Hip joint osteoarthritis is among the most common joint disorders with 87,733 hip replacements recorded by the national joint registry in 2016. Research studies suggest that the incidence of lower back pain accompanying hip arthritis is in the range of 20-40% of cases.
Arthritic changes to the cartilage surface lining the head of the femur (thigh bone) and the acetabulum (joint socket within the pelvis) cause gradual thickening and shortening of the hip joint capsule (ligament like tissue encasing the joint). The resulting reduction in flexibility at the hip joint impacts upon surrounding muscle tissue often causing shortening and decline in strength and control, thus accelerating the rate of damage to the cartilage surfaces.

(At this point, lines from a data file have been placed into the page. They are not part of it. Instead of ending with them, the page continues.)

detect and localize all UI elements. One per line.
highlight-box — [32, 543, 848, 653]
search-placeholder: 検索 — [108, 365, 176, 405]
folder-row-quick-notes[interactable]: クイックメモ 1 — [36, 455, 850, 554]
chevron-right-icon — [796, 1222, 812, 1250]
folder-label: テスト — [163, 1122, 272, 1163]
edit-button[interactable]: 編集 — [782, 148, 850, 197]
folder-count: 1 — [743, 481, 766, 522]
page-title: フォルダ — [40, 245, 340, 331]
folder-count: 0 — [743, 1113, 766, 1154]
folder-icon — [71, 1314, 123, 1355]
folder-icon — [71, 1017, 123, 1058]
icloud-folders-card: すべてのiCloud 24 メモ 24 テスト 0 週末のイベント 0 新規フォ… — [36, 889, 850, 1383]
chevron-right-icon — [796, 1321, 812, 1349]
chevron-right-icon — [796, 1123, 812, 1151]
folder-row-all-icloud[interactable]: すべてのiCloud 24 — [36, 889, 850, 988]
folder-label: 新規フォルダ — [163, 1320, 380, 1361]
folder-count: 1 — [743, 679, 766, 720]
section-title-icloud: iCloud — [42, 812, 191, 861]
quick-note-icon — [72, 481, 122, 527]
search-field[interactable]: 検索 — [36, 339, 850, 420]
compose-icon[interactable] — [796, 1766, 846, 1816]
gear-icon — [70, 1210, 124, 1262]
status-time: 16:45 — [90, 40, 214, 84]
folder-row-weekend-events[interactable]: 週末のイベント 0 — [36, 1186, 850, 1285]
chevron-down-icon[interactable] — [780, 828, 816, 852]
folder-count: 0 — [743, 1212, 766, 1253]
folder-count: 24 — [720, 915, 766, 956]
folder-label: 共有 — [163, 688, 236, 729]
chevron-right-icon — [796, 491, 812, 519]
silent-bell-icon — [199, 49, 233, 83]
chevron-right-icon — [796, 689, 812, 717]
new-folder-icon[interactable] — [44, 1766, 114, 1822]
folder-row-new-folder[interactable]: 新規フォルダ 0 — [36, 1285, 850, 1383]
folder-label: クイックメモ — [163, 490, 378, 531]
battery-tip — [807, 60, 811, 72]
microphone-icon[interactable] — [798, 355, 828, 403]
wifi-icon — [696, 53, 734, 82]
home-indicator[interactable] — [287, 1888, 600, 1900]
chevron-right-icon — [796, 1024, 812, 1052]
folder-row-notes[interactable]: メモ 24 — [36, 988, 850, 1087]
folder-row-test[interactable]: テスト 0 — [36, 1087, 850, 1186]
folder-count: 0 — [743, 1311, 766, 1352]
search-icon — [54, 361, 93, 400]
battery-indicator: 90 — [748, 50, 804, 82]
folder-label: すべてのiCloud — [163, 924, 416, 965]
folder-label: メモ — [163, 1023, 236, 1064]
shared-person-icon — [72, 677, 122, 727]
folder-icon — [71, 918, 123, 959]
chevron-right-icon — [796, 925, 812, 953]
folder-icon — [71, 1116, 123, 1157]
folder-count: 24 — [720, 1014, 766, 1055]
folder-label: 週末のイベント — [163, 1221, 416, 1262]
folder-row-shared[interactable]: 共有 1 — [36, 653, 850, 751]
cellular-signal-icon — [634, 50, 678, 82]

The long term effect of reduced mobility at the hip joint is often over use of neighbouring joints, namely the knees and lower back. Hip rotation is often most affected by the hip joint soft tissue changes, and the movement that appears most limited when we assess hip arthritis. The consequence of this when turning one’s body is that the ball and socket joint of the hip will contribute only little towards the turn. Often unknown to the individual, the lumbar spine and knees will over contribute and experience additional torsion.
The same is true of bending forwards when the hinging motion of the hip is limited or poorly controlled. The effect of shortening or tightness in muscles over the front of the hip can cause lumbar lordosis, an exaggerated curvature of the lower spine, and compression of structures such as inter-vertebral discs of the spine, and neighbouring nerves.
Physiotherapy is recommended as a first-line of treatment for hip arthritis. Exercise and manual therapy can help restore length and flexibility to soft tissues and re-develop a range of muscular control.